Bangladesh's lone nuclear agriculture agency is setting up a maiden irradiation centre for fresh fruits and vegetables to prevent spoilage and insect infestations that cost the country minimum Tk 20 billion in postharvest losses annually.
The damage and degradation of quality of the prospective export items also mar overseas market expansion, particularly in Europe, sources say.
Bangladesh Institute of Nuclear Agriculture or BINA, which is implementing the project in Bhanga area of Faridpur, is expecting to launch in January next the technology that scientists concerned say holds out multiple boons regarding supply of essentials and public health.
"We're expecting to start piloting in January. And afterwards, we will start commercial operation…," Dr Mirza Mofazzal Islam, director-general at the BINA, told the FE at his office on the Bangladesh Agricultural University (BAU) campus in Mymensingh on Thursday.

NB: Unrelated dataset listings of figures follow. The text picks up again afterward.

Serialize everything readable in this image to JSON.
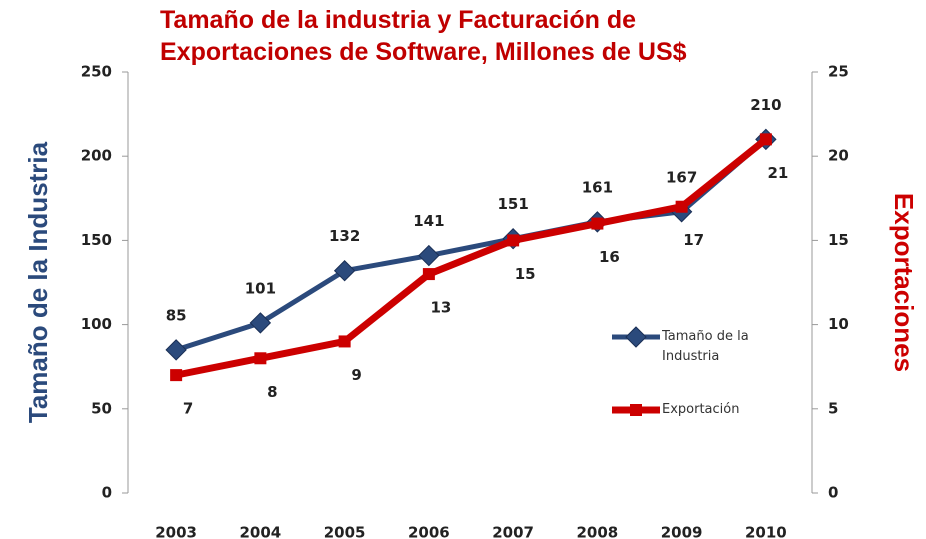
{
  "chart_data": {
    "type": "line",
    "title": "Tamaño de la industria y Facturación de Exportaciones de Software, Millones de US$",
    "categories": [
      "2003",
      "2004",
      "2005",
      "2006",
      "2007",
      "2008",
      "2009",
      "2010"
    ],
    "series": [
      {
        "name": "Tamaño de la Industria",
        "color": "#2b4a7c",
        "marker": "diamond",
        "values": [
          85,
          101,
          132,
          141,
          151,
          161,
          167,
          210
        ]
      },
      {
        "name": "Exportación",
        "color": "#cc0000",
        "marker": "square",
        "axis": "y2",
        "values": [
          7,
          8,
          9,
          13,
          15,
          16,
          17,
          21
        ]
      }
    ],
    "ylabel": "Tamaño de la Industria",
    "y2label": "Exportaciones",
    "ylim": [
      0,
      250
    ],
    "yticks": [
      0,
      50,
      100,
      150,
      200,
      250
    ],
    "y2lim": [
      0,
      25
    ],
    "y2ticks": [
      0,
      5,
      10,
      15,
      20,
      25
    ],
    "grid": false,
    "legend": "right"
  }
}
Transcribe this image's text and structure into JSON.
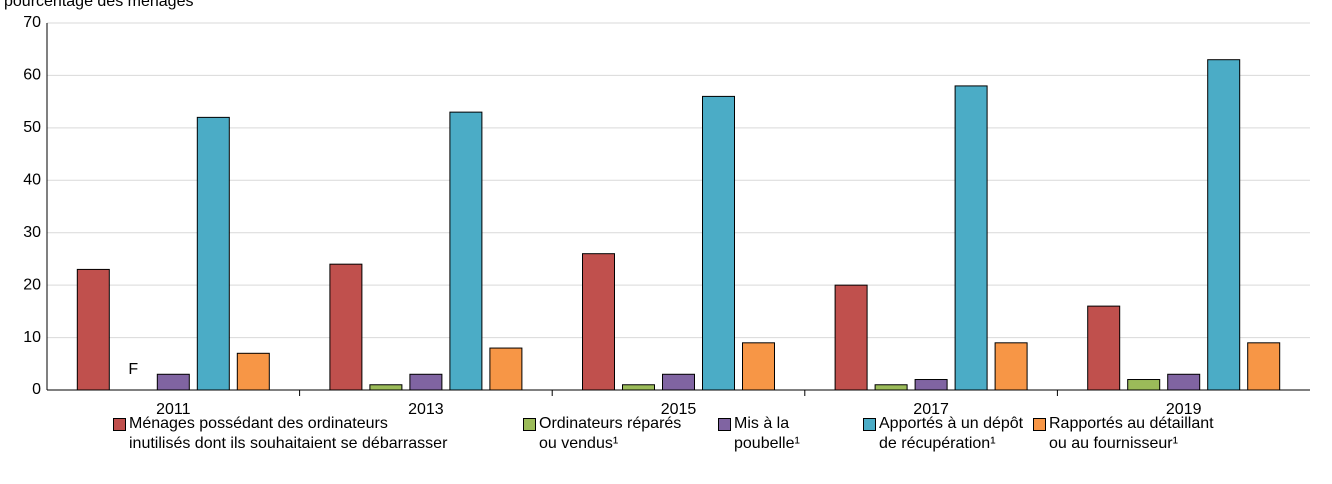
{
  "chart_data": {
    "type": "bar",
    "y_axis_label": "pourcentage des ménages",
    "categories": [
      "2011",
      "2013",
      "2015",
      "2017",
      "2019"
    ],
    "series": [
      {
        "name": "Ménages possédant des ordinateurs\ninutilisés dont ils souhaitaient se débarrasser",
        "color": "#c0504d",
        "values": [
          23,
          24,
          26,
          20,
          16
        ]
      },
      {
        "name": "Ordinateurs réparés\nou vendus¹",
        "color": "#9bbb59",
        "values": [
          null,
          1,
          1,
          1,
          2
        ],
        "value_labels": [
          "F",
          null,
          null,
          null,
          null
        ]
      },
      {
        "name": "Mis à la\npoubelle¹",
        "color": "#8064a2",
        "values": [
          3,
          3,
          3,
          2,
          3
        ]
      },
      {
        "name": "Apportés à un dépôt\nde récupération¹",
        "color": "#4bacc6",
        "values": [
          52,
          53,
          56,
          58,
          63
        ]
      },
      {
        "name": "Rapportés au détaillant\nou au fournisseur¹",
        "color": "#f79646",
        "values": [
          7,
          8,
          9,
          9,
          9
        ]
      }
    ],
    "ylim": [
      0,
      70
    ],
    "yticks": [
      0,
      10,
      20,
      30,
      40,
      50,
      60,
      70
    ],
    "grid": true,
    "legend": "bottom"
  }
}
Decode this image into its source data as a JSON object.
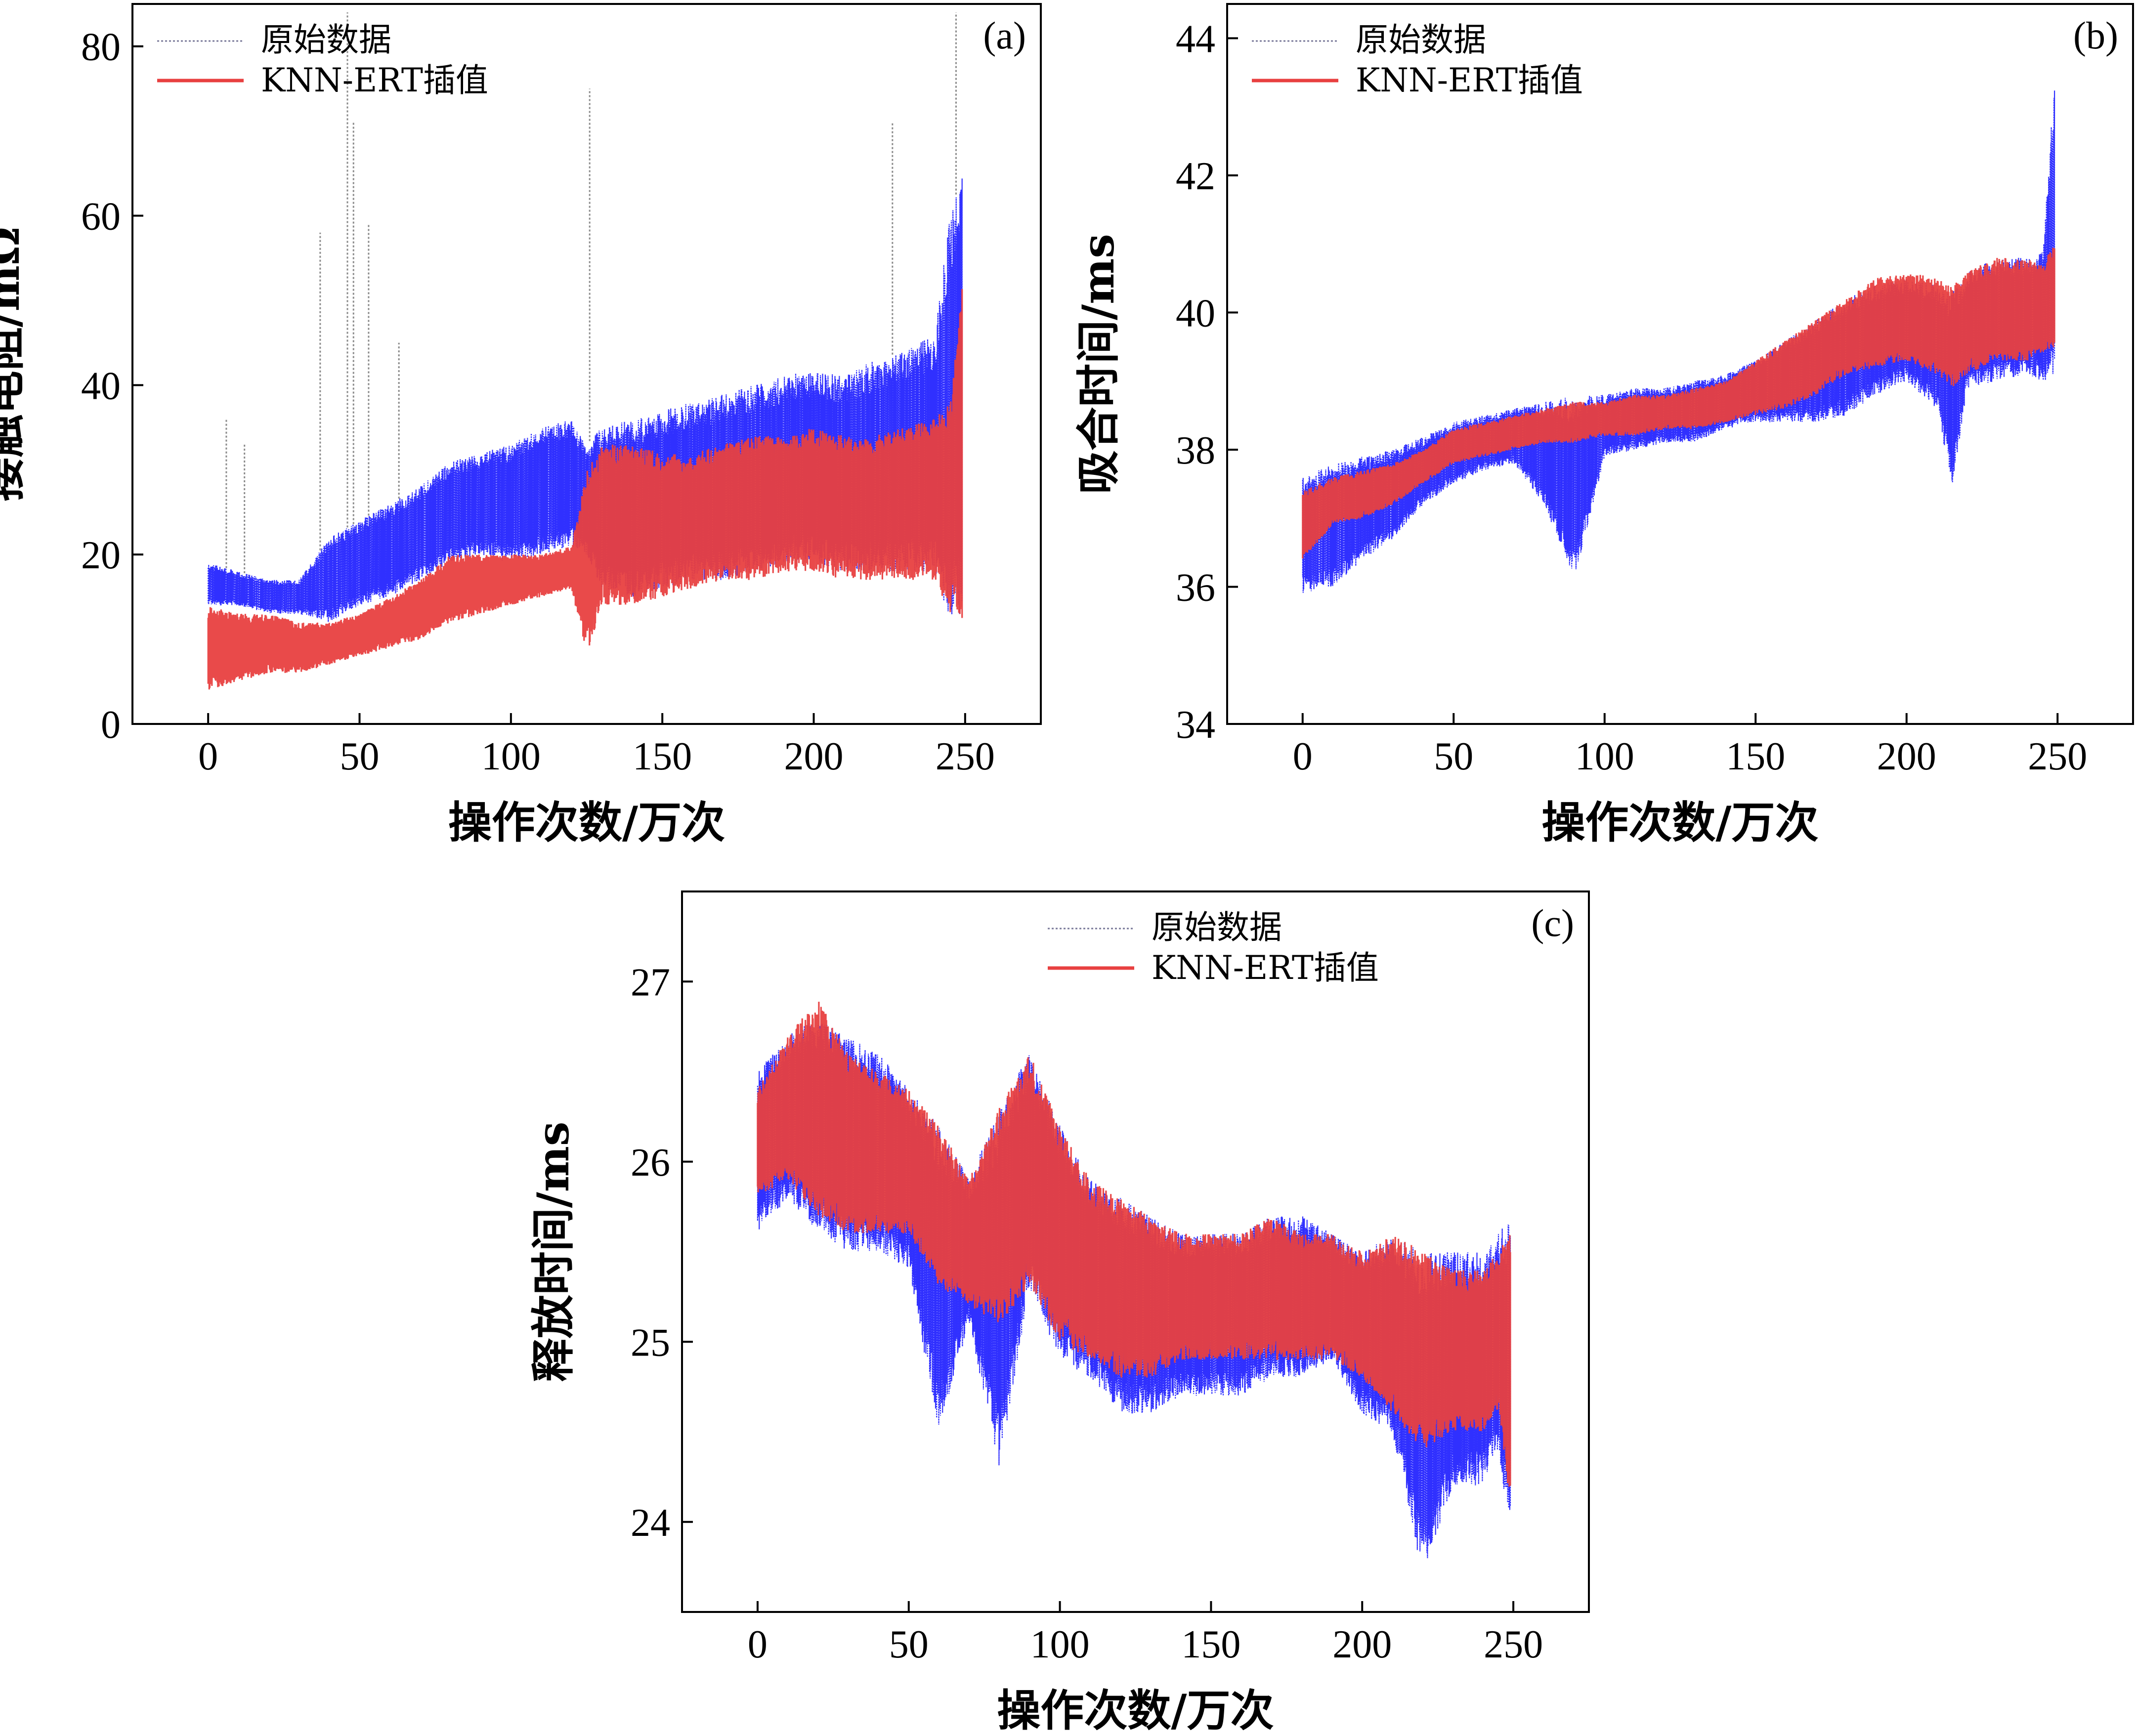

Mr Islam, also a renowned breeder, said farmers of vegetables, spices and fruits incur postharvest losses worth around 30 per cent each year. "We'll be able to minimise the losses significantly by using the peaceful uses of the atomic energy."
However, benefits of irradiation, which extends shelf life of some key foods, are often highly touted. Some say it will be a boon to farmers and exporters by extending the life of produce for export while others say it could increase country's food supply and help stabilise prices on the local market.
Mr Islam, who is chief executive at the BINA, said this may enhance country's export receipts as the importing nations, especially the 27-member EU economic bloc, allow it in procuring foodstuffs from other economies.
In the meantime, people at the BINA said the name of the centre is 'Bangabandhu Gamma Irradiation Centre' at Bhanga. The plant will have capacity to irradiate 85,000 tonnes of vegetables and others amounting to Tk 1.25 billion. It will derive Tk 250 million in revenues for the nuclear agriculture agency.
Faridpur has been selected as it is one of the major onion-growing areas in the country, and the spice item rots fast and sprouts after few weeks. Apart from this, agricultural producers of the West and Southern districts may utilise the facility.
They further say potato will not need additional preservation up to six months for using the technology while onion up to six months, tomato 22 days, and litchi seven days. It will take just 4-5 seconds to pass on thorough conveyer belts.
However, proponents of irradiation at the BINA say it is one way food can be preserved without using potentially cancer-causing chemicals. They say irradiation will enhance consumers' health by replacing hazardous post-harvest chemicals.
To preserve food with radiation, the item is exposed to gamma rays (which are similar to X-rays) emitted by radioactive materials. The radiation usually zaps food-borne bacteria. Gamma rays penetrate the food and kill bacteria and other infectious organisms by preventing the organisms from dividing and growing. The edibles, however, do not become radioactive.
BINA is taking technical assistance from the Vienna-based IAEA. It is procuring the equipment through competitive bidding from Germany, at a cost of around Tk 1.6 billion.
The concept of irradiated foods first reached the public when Soviet cosmonauts complimented American astronauts on the tastiness of their irradiated steak during the 1975 Apollo-Soyuz rendezvous.
Now China is the biggest user of the technology. Malaysia, Indonesia, Pakistan and Thailand also use it as the European Union allows the technology for importing food items.